Momentum rebranding justru kuat: pemerintah menargetkan swasembada pangan dan memperkuat kementrian pertanian lewat Perpres 192/2024 dengan menambah Ditjen Lahan dan Irigasi. Isyarat kebijakan ini selaras dengan dorongan investasi pada air, lahan, dan efisiensi produksi—ruang besar bagi pertanian tepat guna dan precision agriculture (sensor IoT, drone, data) mendapat peran.
Rebranding Jurusan Pertanian
Narasi karier & income:
Pihak kampus, sekolah dan Pemerintah harus mampu menampilkan profil petani muda yang mengelola <1 ha tapi bernilai tinggi (hortikultura premium, urban farming, hidroponik). Kaitkan dengan data BPS soal struktur usaha kecil agar publik paham pasar real. Gandeng media dan influencer untuk memviralkan kisah sukses petani muda ini. Tunjukkan bahwa pertanian modern itu canggih, menggunakan drone, data, dan bisa dilakukan bahkan di lahan sempit perkotaan.
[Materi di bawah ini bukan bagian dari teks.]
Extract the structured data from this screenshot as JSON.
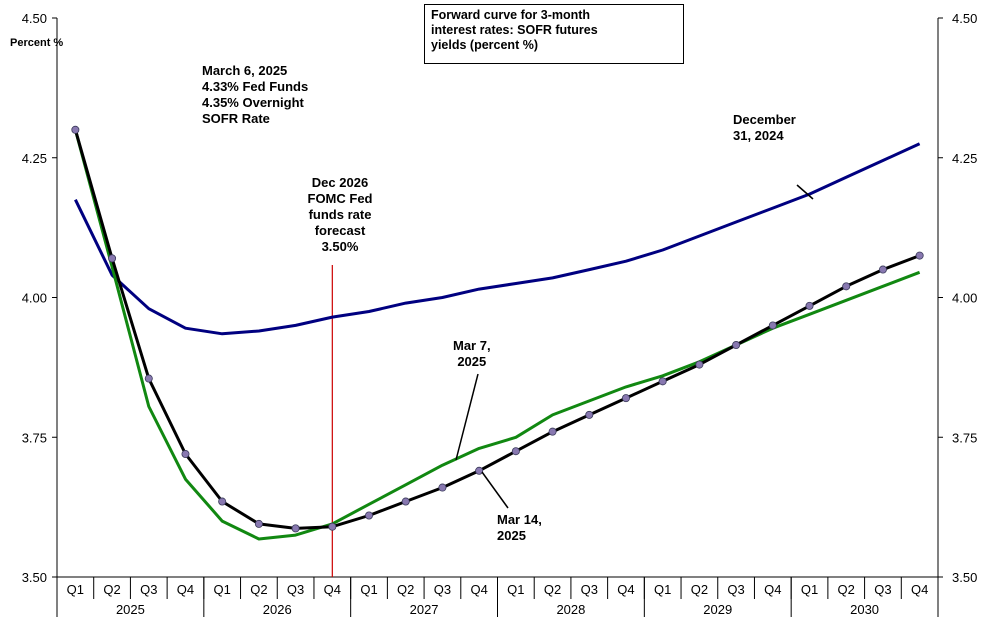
{
  "chart_data": {
    "type": "line",
    "title": "Forward curve for 3-month interest rates: SOFR futures yields (percent %)",
    "ylabel": "Percent %",
    "ylim": [
      3.5,
      4.5
    ],
    "yticks": [
      "3.50",
      "3.75",
      "4.00",
      "4.25",
      "4.50"
    ],
    "quarters": [
      "Q1",
      "Q2",
      "Q3",
      "Q4",
      "Q1",
      "Q2",
      "Q3",
      "Q4",
      "Q1",
      "Q2",
      "Q3",
      "Q4",
      "Q1",
      "Q2",
      "Q3",
      "Q4",
      "Q1",
      "Q2",
      "Q3",
      "Q4",
      "Q1",
      "Q2",
      "Q3",
      "Q4"
    ],
    "years": [
      "2025",
      "2026",
      "2027",
      "2028",
      "2029",
      "2030"
    ],
    "grid": false,
    "series": [
      {
        "name": "December 31, 2024",
        "color": "#000080",
        "values": [
          4.175,
          4.04,
          3.98,
          3.945,
          3.935,
          3.94,
          3.95,
          3.965,
          3.975,
          3.99,
          4.0,
          4.015,
          4.025,
          4.035,
          4.05,
          4.065,
          4.085,
          4.11,
          4.135,
          4.16,
          4.185,
          4.215,
          4.245,
          4.275
        ]
      },
      {
        "name": "Mar 7, 2025",
        "color": "#118811",
        "values": [
          4.3,
          4.055,
          3.805,
          3.675,
          3.6,
          3.568,
          3.575,
          3.595,
          3.63,
          3.665,
          3.7,
          3.73,
          3.75,
          3.79,
          3.815,
          3.84,
          3.86,
          3.885,
          3.915,
          3.945,
          3.97,
          3.995,
          4.02,
          4.045
        ]
      },
      {
        "name": "Mar 14, 2025",
        "color": "#000000",
        "marker_color": "#8878b0",
        "values": [
          4.3,
          4.07,
          3.855,
          3.72,
          3.635,
          3.595,
          3.587,
          3.59,
          3.61,
          3.635,
          3.66,
          3.69,
          3.725,
          3.76,
          3.79,
          3.82,
          3.85,
          3.88,
          3.915,
          3.95,
          3.985,
          4.02,
          4.05,
          4.075
        ]
      }
    ],
    "annotations": {
      "title_box": [
        "Forward curve for 3-month",
        "interest rates: SOFR futures",
        "yields (percent %)"
      ],
      "rates": [
        "March 6, 2025",
        "4.33% Fed Funds",
        "4.35% Overnight",
        "SOFR Rate"
      ],
      "fomc": [
        "Dec 2026",
        "FOMC Fed",
        "funds rate",
        "forecast",
        "3.50%"
      ],
      "dec_label": [
        "December",
        "31, 2024"
      ],
      "mar7_label": [
        "Mar 7,",
        "2025"
      ],
      "mar14_label": [
        "Mar 14,",
        "2025"
      ]
    },
    "fomc_line_color": "#cc0000"
  }
}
Dengan demikian generasi Z akan paham kalau negara ini membutuhkan petani yang berkemajuan dan itu ada pada generasi Z ini. Akun – akun sosial media sekolah dan kampus pertanian jangan hanya diisi pengumuman dan foto kegiatan formal saja, namun harus bisa menampilkan keasikan siswa dan mahasiswa saat berinteraksi di lahan, melakukan riset di laboratorium, menunjukkan pendapatan mereka dari hasil pertanian lahan sempit. Provokasi mereka agar berinteraksi di sosial media sekolah. pancing netizen untuk berkomentar agar mereka dekat dengan dunia pertanian.
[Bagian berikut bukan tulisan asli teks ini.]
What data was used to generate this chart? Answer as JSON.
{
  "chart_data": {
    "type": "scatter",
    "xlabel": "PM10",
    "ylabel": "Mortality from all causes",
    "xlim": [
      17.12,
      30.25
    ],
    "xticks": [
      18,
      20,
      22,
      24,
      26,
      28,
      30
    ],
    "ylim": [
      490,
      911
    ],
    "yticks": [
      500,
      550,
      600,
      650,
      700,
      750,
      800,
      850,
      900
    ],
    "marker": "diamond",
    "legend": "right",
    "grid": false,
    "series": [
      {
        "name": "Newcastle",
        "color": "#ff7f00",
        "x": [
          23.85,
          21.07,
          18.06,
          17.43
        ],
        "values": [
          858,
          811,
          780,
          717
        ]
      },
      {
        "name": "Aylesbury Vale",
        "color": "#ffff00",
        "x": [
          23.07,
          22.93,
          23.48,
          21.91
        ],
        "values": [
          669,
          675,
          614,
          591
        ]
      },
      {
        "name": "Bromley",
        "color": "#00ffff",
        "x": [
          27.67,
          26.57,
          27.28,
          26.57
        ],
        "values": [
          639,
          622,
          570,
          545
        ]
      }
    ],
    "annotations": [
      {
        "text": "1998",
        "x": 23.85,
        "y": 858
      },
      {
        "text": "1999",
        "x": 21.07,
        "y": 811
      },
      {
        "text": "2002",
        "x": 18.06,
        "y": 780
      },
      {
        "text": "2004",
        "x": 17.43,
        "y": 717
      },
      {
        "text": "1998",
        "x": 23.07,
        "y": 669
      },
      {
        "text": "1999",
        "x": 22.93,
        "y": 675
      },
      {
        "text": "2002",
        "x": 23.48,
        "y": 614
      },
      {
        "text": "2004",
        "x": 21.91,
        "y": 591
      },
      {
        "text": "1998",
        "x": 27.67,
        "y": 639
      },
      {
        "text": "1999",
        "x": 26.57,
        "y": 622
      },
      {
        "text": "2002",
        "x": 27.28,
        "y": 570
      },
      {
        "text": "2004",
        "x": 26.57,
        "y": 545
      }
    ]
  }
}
Kurikulum tepat guna di SMK/Prodi:
Modul pertanian tepat guna, pemasaran digital, dan manajemen biaya di lahan sempit; praktik “teaching farm/factory” bersama startup agri dan offtaker harus diterapkan dalam kurikulum tersebut. pemerintah harus memberikan peluang Inovasi kurikulum agar selaras dengan kebutuhan pasar yang berubah lebih cepat. gunakan mata pelajaran yang bukan teknis menjadi satu kesatuan dengan pelajaran teknis. Semisal matematika bisa masuk dalam praktik pengukuran lahan. sehingga tanpa harus mengajar di kelas siswa sudah memahami pelajaran matematika secara langsung.
Kompetisi Inovasi:
Pemerintah maupun swasta dan BUMN pertanian bisa mengadakan kompetisi nasional bagi siswa SMK dan mahasiswa dengan tema pertanian tepat guna dan pertanian agroteknologi. Hadiah berupa modal usaha atau beasiswa akan menjadi daya tarik utama.
Membangun Ekosistem Berkelanjutan
Modernisasi Kurikulum:
Kurikulum jurusan pertanian harus dirombak total. Wajibkan mata kuliah seperti analisis data, bisnis digital, manajemen agrowisata, dan teknologi pertanian berkelanjutan. Lulusan harus menjadi manajer dan inovator, bukan sekadar pekerja lapangan.
Jaminan Pasca-Lulus:
Pemerintah perlu menciptakan skema khusus bagi lulusan pertanian, seperti kemudahan akses kredit tanpa agunan untuk memulai usaha, atau prioritas dalam program reforma agraria untuk alokasi lahan. Ini menjawab kekhawatiran terbesar: ketidakpastian ekonomi.
Sinergi dengan Program Pangan Nasional:
Kaitkan langsung kurikulum dengan program strategis pemerintah. Lulusan pertanian agroteknologi harus menjadi garda terdepan dalam proyek lumbung pangan (food estate) dan program intensifikasi pertanian lainnya.
Ekosistem inovasi daerah:
Inkubator pertanian modern lintas SMK–kampus–UMKM untuk varietas unggul, mekanisasi ringan, dan pascapanen; targetkan klaster komoditas sesuai agroekologi agar bisa langsung dirasakan di masyarakat lokal.
Manfaatkan penguatan lahan–air (Perpres 192/2024) untuk memperluas irigasi presisi, rainwater harvesting, dan rehabilitasi jaringan; jadikan kampus/SMK pusat transfer teknologi ke kelompok tani. Proyek ini bisa dimulai dari Pemerintah maupun BUMN dan Swasta dengan pembiayaan CSR.
Rebranding ini bukan sekadar mengganti “bungkus”, tetapi mengubah isi dan menjamin masa depan lulusannya. Dengan cara ini, menjadi seorang ahli pertanian akan sama bergengsinya dengan menjadi seorang ahli teknologi dirgantara, sekaligus menjadi pahlawan ketahanan pangan bangsa. Pertanian tidak akan hilang, tapi petani bisa hilang karena gengsi generasi.